Será necessário que, por causa da crise, se redesenhe o equilíbrio da democracia europeia? A questão coloca-se quando os aprendizes de feiticeiro da engenharia institucional europeia se voltam a dedicar à obra comunitária. O desafio político é tão simples como crucial. Dado que agora se trata de garantir uma nova disciplina orçamental, quem deverá ser o "fiador" de último recurso?
Digamo-lo de uma vez: o Governo alemão tem vantagem nesta matéria. Angela Merkel afirmou-o em setembro perante os deputados democratas-cristãos e tem-no repetido desde então. A política orçamental dos Estados deverá ser controlada pelos juízes do Luxemburgo, que a partir de agora aplicarão sanções aos Estados "incumpridores" [o compromisso a que Angela Merkel e Nicolas Sarkozy chegaram a 5 de dezembro rejeita esta solução].
Sem traços da política de Bismark
Está dada a direção que confirma, mais uma vez, a fragilidade da legitimidade política na União Europeia: a credibilidade do euro só pode ser jogada num campo apolítico.
Não há aqui traços da política de Bismark, como afirmou Arnaud Montebourg, bastante grosseiramente, mas o renascimento de uma das correntes mais arreigadas do liberalismo, o ordoliberalismo, nascido na Alemanha no período entre as duas guerras e popularizado depois da guerra com o nome de "economia social de mercado" pelo influente democrata-cristão alemão, ministro da Economia (1949-1963) e chanceler (1963-1966), Ludwig Erhard.
Devemos a Michel Foucault o reconhecimento, nas suas palestras no Collège de France, em janeiro de 1979 (Nascimento do biopolítico), da originalidade desta corrente do liberalismo. Esta corrente transforma o direito (constitucional) e o juiz em alavancas e garantes principais da construção de uma ordem política baseada no rigoroso respeito pela liberdade económica e pela livre concorrência.
Face a uma "política" considerada incapaz de criar um ambiente de expectativas estáveis para os operadores económicos, só a regra constitucional (a famosa "regra de ouro") permite proteger das "incoerências materiais" dos governos democráticos.
Este é o critério com que se avalia a proposta alemã, que coloca a competência parlamentar fundamental, que é o poder orçamental, sob o controle dos juízes.
Europa também se radica neste credo
É verdade que, em Bruxelas, esta corrente de ideias não é novidade. Ao fim de várias décadas de celebrações do "método Monnet", que prega uma tecnocracia esclarecida, incumbida de estimular a modernização económica e política do continente, esquecemos que a Europa também se radica neste credo ordoliberal jurídico e económico, que se mantém particularmente forte na Alemanha.
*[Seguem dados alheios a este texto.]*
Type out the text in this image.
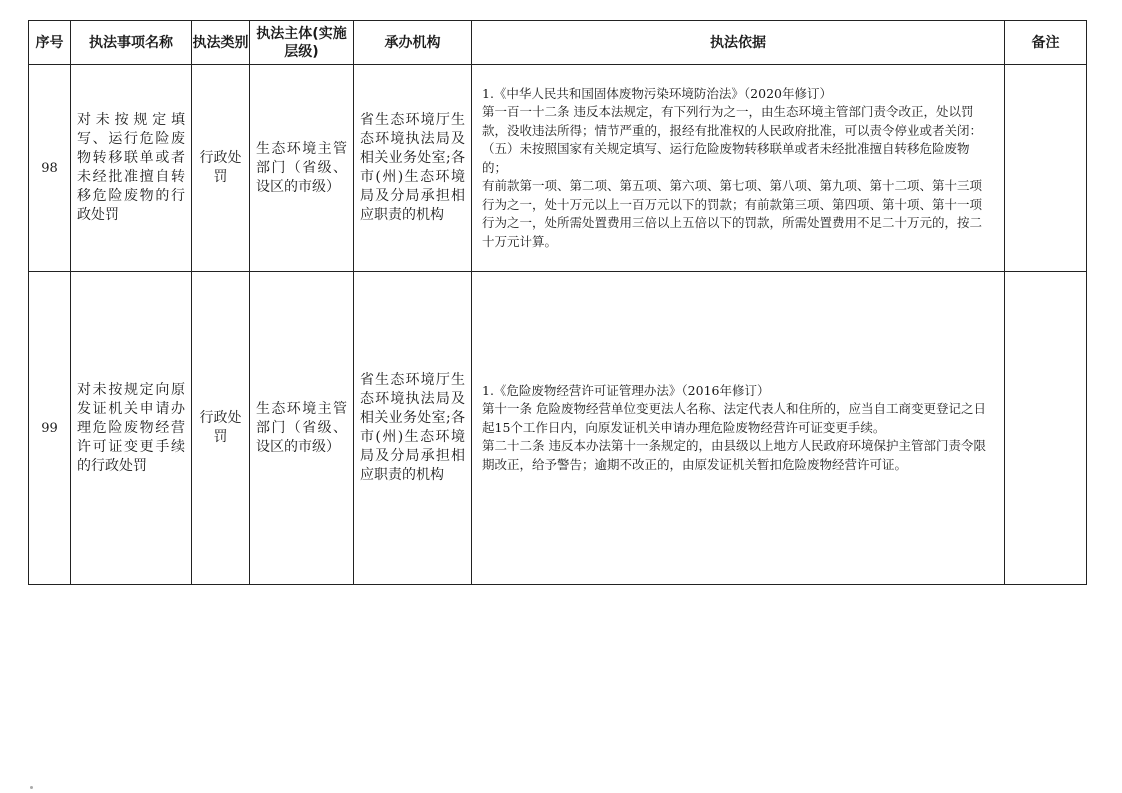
序号	执法事项名称	执法类别	执法主体(实施层级)	承办机构	执法依据	备注
98	对未按规定填写、运行危险废物转移联单或者未经批准擅自转移危险废物的行政处罚	行政处罚	生态环境主管部门（省级、设区的市级）	省生态环境厅生态环境执法局及相关业务处室;各市(州)生态环境局及分局承担相应职责的机构	1.《中华人民共和国固体废物污染环境防治法》（2020年修订）
第一百一十二条 违反本法规定，有下列行为之一，由生态环境主管部门责令改正，处以罚款，没收违法所得；情节严重的，报经有批准权的人民政府批准，可以责令停业或者关闭：
（五）未按照国家有关规定填写、运行危险废物转移联单或者未经批准擅自转移危险废物的；
有前款第一项、第二项、第五项、第六项、第七项、第八项、第九项、第十二项、第十三项行为之一，处十万元以上一百万元以下的罚款；有前款第三项、第四项、第十项、第十一项行为之一，处所需处置费用三倍以上五倍以下的罚款，所需处置费用不足二十万元的，按二十万元计算。	

99	对未按规定向原发证机关申请办理危险废物经营许可证变更手续的行政处罚	行政处罚	生态环境主管部门（省级、设区的市级）	省生态环境厅生态环境执法局及相关业务处室;各市(州)生态环境局及分局承担相应职责的机构	1.《危险废物经营许可证管理办法》（2016年修订）
第十一条 危险废物经营单位变更法人名称、法定代表人和住所的，应当自工商变更登记之日起15个工作日内，向原发证机关申请办理危险废物经营许可证变更手续。
第二十二条 违反本办法第十一条规定的，由县级以上地方人民政府环境保护主管部门责令限期改正，给予警告；逾期不改正的，由原发证机关暂扣危险废物经营许可证。	
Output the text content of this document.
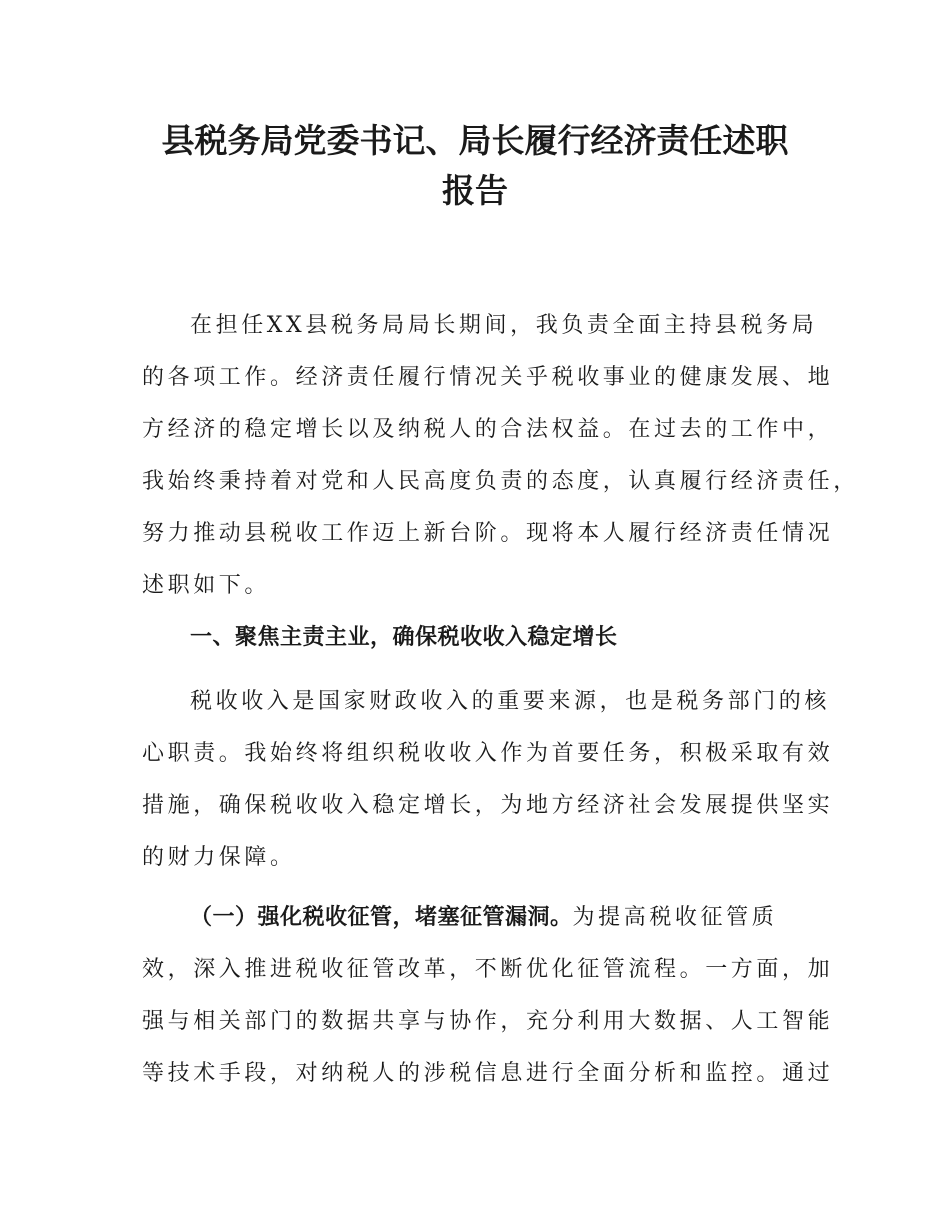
县税务局党委书记、局长履行经济责任述职
报告
在担任XX县税务局局长期间，我负责全面主持县税务局
的各项工作。经济责任履行情况关乎税收事业的健康发展、地
方经济的稳定增长以及纳税人的合法权益。在过去的工作中，
我始终秉持着对党和人民高度负责的态度，认真履行经济责任，
努力推动县税收工作迈上新台阶。现将本人履行经济责任情况
述职如下。
一、聚焦主责主业，确保税收收入稳定增长
税收收入是国家财政收入的重要来源，也是税务部门的核
心职责。我始终将组织税收收入作为首要任务，积极采取有效
措施，确保税收收入稳定增长，为地方经济社会发展提供坚实
的财力保障。
（一）强化税收征管，堵塞征管漏洞。为提高税收征管质
效，深入推进税收征管改革，不断优化征管流程。一方面，加
强与相关部门的数据共享与协作，充分利用大数据、人工智能
等技术手段，对纳税人的涉税信息进行全面分析和监控。通过
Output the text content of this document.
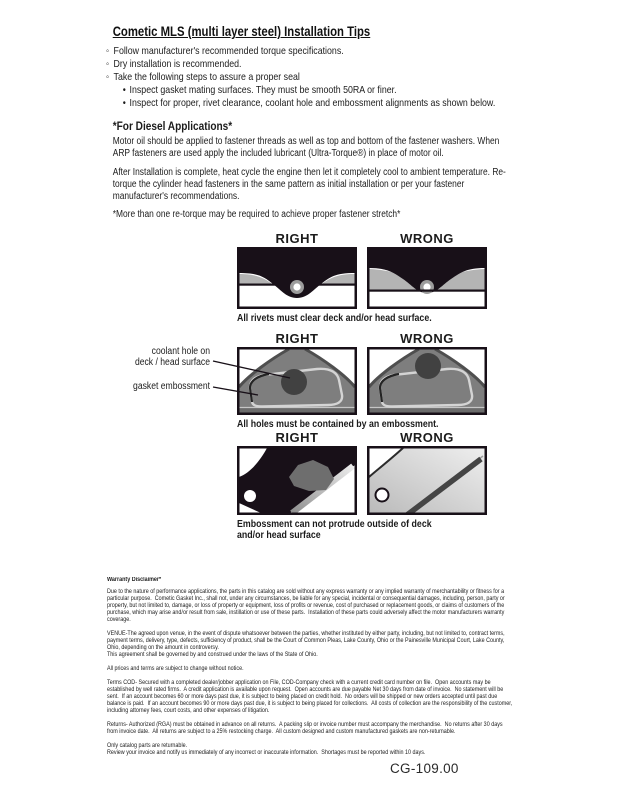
Cometic MLS (multi layer steel) Installation Tips
◦ Follow manufacturer's recommended torque specifications.
◦ Dry installation is recommended.
◦ Take the following steps to assure a proper seal
• Inspect gasket mating surfaces. They must be smooth 50RA or finer.
• Inspect for proper, rivet clearance, coolant hole and embossment alignments as shown below.
*For Diesel Applications*

Motor oil should be applied to fastener threads as well as top and bottom of the fastener washers. When ARP fasteners are used apply the included lubricant (Ultra-Torque®) in place of motor oil.

After Installation is complete, heat cycle the engine then let it completely cool to ambient temperature. Re-torque the cylinder head fasteners in the same pattern as initial installation or per your fastener manufacturer's recommendations.

*More than one re-torque may be required to achieve proper fastener stretch*

RIGHT	WRONG
All rivets must clear deck and/or head surface.
RIGHT	WRONG
All holes must be contained by an embossment.
coolant hole on
deck / head surface
gasket embossment
RIGHT	WRONG
Embossment can not protrude outside of deck and/or head surface
Warranty Disclaimer*

Due to the nature of performance applications, the parts in this catalog are sold without any express warranty or any implied warranty of merchantability or fitness for a particular purpose.  Cometic Gasket Inc., shall not, under any circumstances, be liable for any special, incidental or consequential damages, including, person, party or property, but not limited to, damage, or loss of property or equipment, loss of profits or revenue, cost of purchased or replacement goods, or claims of customers of the purchase, which may arise and/or result from sale, instillation or use of these parts.  Installation of these parts could adversely affect the motor manufacturers warranty coverage.

VENUE-The agreed upon venue, in the event of dispute whatsoever between the parties, whether instituted by either party, including, but not limited to, contract terms, payment terms, delivery, type, defects, sufficiency of product, shall be the Court of Common Pleas, Lake County, Ohio or the Painesville Municipal Court, Lake County, Ohio, depending on the amount in controversy.

This agreement shall be governed by and construed under the laws of the State of Ohio.

All prices and terms are subject to change without notice.

Terms COD- Secured with a completed dealer/jobber application on File, COD-Company check with a current credit card number on file.  Open accounts may be established by well rated firms.  A credit application is available upon request.  Open accounts are due payable Net 30 days from date of invoice.  No statement will be sent.  If an account becomes 60 or more days past due, it is subject to being placed on credit hold.  No orders will be shipped or new orders accepted until past due balance is paid.  If an account becomes 90 or more days past due, it is subject to being placed for collections.  All costs of collection are the responsibility of the customer, including attorney fees, court costs, and other expenses of litigation.

Returns- Authorized (RGA) must be obtained in advance on all returns.  A packing slip or invoice number must accompany the merchandise.  No returns after 30 days from invoice date.  All returns are subject to a 25% restocking charge.  All custom designed and custom manufactured gaskets are non-returnable.

Only catalog parts are returnable.

Review your invoice and notify us immediately of any incorrect or inaccurate information.  Shortages must be reported within 10 days.

CG-109.00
É, portanto, difícil compreender um dos pilares da construção europeia, que é a política da livre concorrência, sem evocar as ligações, estreitas durante muito tempo, com o meio ordoliberal alemão. É preciso dizer que estas ideias, que justificam uma forma de "intervencionismo liberal", nas palavras de um dos seus mais importantes pensadores, Walter Röpke, permitem pensar numa "Europa robusta" e no reforço das instituições públicas supranacionais.
Mas na condição expressa de que estas se mantenham apolíticas e independentes, como o Banco Central Europeu (BCE) ou o Tribunal europeu.
Em suma, a proposta alemã é muito mais do que uma solução passageira para uma situação de emergência. Inscreve-se numa autêntica doutrina do federalismo europeu e acabaria com o lento desfile de uma lógica democrática no seio das instituições supranacionais, nascidas sob o signo da modernização económica.
Por outras palavras, corrigiria o falhanço final das repetidas tentativas de construção de uma Constituição política e viabilizaria uma Constituição económica europeia. Estará o Governo [francês] tão curto de ideias sobre a Europa que apenas tenha a propor uma modesta solução intergovernamental como contraprojeto para a UE?